Excerpt
16 New Era, California
I’m being watched.
I can feel it like cold slime on my sun-warmed skin, but the song’s just getting to the good part, so I ignore it for a few more minutes. The little white gizmo’s only good for a song or two a day, and I’m not about to waste it. Bobbing my head, I punch up into the air, singing, “Doooooown in the blaaaaaaze of glory! Take me noooooow but—Ah, shit.” The battery dies.
It’s time to accept the harsh reality of my situation. One of these days, the magic music maker won’t turn on at all and I’ll have to find another one, because sunning in silence is boring as hell. At least the solar charging panel is still good. I fold it carefully back into its carrying case and stash everything away in the teacher’s desk drawer.
A jaunty sign in the middle of the blackboard proclaims: SHOW AND TELL: EARTH SUSTAINABILITY. It’s still readable despite parts of it being smeared off and covered by bloodstains.
Earth sustainability. What a fucking joke.
I turn toward the door where I left my clothes and just catch a subtle snuffle out in the hall as a shadow flits across to the other side. The inner debate is quickly resolved with me snatching up my sword and racing out after it, buck naked. At least I won’t get blood on my clothes. That would send Mother into major conniptions.
I’m not even supposed to be here.
But what Mother doesn’t know…
I run down the dark hallway, my footsteps echoing off the bare walls and warped metal lockers. My stalker is long out of sight, but its scent lingers. It’s hard to describe the overwhelming level of its foulness. If the ground suddenly turned into week-old roadkill that spewed up rotten vegetables and bile, it still wouldn’t come close to what I’m smelling now.
That’s good. Makes my prey easier to track.
I pass through the birthday locker hall, which puts me at the east end of the building. Here, everything is pristine, untouched by anything other than a layer of dust. One locker in the middle of the hall is decorated with glittering plastic streamers and a “Happy Birthday, Emily!” sign painted straight on the metal door.
It’s like a time capsule of high school life in the Old Era, when kids my age still got up in the morning, had breakfast cereal at the kitchen table with Mom and Dad, then shrugged on their backpacks filled with heavy textbooks and trotted out to the yellow school bus that took them to places just like this: a building full of children and portly adults, all smiling faces and tender meat.
Maybe those who faked a stomach flu that day managed to survive for another week or so, but not much more. When the convert plague swept out from underground, most places never saw it coming. People were too busy sticking their heads in the sand, ignoring all the lost pets, and blaming broken septic tanks for the godawful reek that began to permeate their neighborhoods.

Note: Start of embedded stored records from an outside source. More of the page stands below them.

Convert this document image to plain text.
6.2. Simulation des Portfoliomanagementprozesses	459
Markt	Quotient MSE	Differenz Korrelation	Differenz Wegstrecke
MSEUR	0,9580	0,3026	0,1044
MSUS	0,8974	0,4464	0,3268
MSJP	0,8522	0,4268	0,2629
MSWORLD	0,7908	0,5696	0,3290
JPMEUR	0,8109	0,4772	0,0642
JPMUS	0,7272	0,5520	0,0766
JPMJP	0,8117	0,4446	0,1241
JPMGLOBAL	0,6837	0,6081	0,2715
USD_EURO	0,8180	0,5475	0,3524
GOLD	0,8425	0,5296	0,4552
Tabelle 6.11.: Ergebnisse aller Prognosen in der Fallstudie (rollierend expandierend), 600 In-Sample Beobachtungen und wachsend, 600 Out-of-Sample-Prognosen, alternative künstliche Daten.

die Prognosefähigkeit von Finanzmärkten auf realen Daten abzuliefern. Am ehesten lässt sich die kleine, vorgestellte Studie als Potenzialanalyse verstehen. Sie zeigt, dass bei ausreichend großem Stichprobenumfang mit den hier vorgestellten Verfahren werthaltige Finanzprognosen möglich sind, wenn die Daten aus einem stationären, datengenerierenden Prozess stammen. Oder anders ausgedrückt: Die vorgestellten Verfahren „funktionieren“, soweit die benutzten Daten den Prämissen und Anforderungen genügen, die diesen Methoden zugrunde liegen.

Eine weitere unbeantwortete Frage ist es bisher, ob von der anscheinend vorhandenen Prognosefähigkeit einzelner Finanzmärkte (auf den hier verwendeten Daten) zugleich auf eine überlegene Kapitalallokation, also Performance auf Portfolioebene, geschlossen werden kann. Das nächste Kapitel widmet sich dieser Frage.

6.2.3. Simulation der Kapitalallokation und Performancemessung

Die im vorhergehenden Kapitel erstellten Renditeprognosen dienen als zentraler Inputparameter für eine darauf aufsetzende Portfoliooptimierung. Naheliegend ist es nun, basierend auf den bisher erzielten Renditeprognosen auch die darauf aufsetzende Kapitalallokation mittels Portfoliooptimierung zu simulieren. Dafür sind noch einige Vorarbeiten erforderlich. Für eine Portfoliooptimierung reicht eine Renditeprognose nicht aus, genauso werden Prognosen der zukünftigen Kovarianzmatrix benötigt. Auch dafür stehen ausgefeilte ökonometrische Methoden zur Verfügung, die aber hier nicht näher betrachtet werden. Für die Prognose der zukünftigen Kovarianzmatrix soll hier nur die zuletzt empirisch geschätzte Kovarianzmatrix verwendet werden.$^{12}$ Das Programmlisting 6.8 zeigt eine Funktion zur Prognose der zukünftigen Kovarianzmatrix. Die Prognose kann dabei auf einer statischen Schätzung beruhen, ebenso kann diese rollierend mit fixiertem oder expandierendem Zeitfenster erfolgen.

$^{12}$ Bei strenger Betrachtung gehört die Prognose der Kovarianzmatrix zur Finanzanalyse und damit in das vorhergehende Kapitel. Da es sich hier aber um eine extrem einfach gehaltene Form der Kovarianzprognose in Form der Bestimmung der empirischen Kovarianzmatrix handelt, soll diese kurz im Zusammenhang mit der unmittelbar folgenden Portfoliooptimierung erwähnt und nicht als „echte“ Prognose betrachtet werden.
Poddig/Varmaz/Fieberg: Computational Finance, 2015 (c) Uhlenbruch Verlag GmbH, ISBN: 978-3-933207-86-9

The elders say that in some places, people went to sleep at night and woke up to bloodcurdling screams and monsters breaking through their doors and windows. In others, entire hordes stampeded through the town in broad daylight like a massive pack of lightning fast predators, ravenous for living flesh. By the time the government launched any sort of defensive action, half of California’s residents were dead, and the monsters they called Grays were spreading out east, north, and south.
There was no stopping them after that.
I sniff the air, turn right at the end of the hall and run straight for the basement door. Naturally. No matter that converts pretty much rule the planet now. Their instinct still makes them seek shelter in low ground and darkness. I think they might be afraid of heights.
The smell is worse in the stairwell, which tells me this is where it nests. I slow down, let my eyes adjust to the dark. It’s not a hindrance for me; I can see as well in the dark as I can in broad daylight. My heart is racing with excitement. I try to breathe it back to calm, but it’s no use. This is what I was made for: The hunt. The kill. And the harder it is, the more I enjoy it.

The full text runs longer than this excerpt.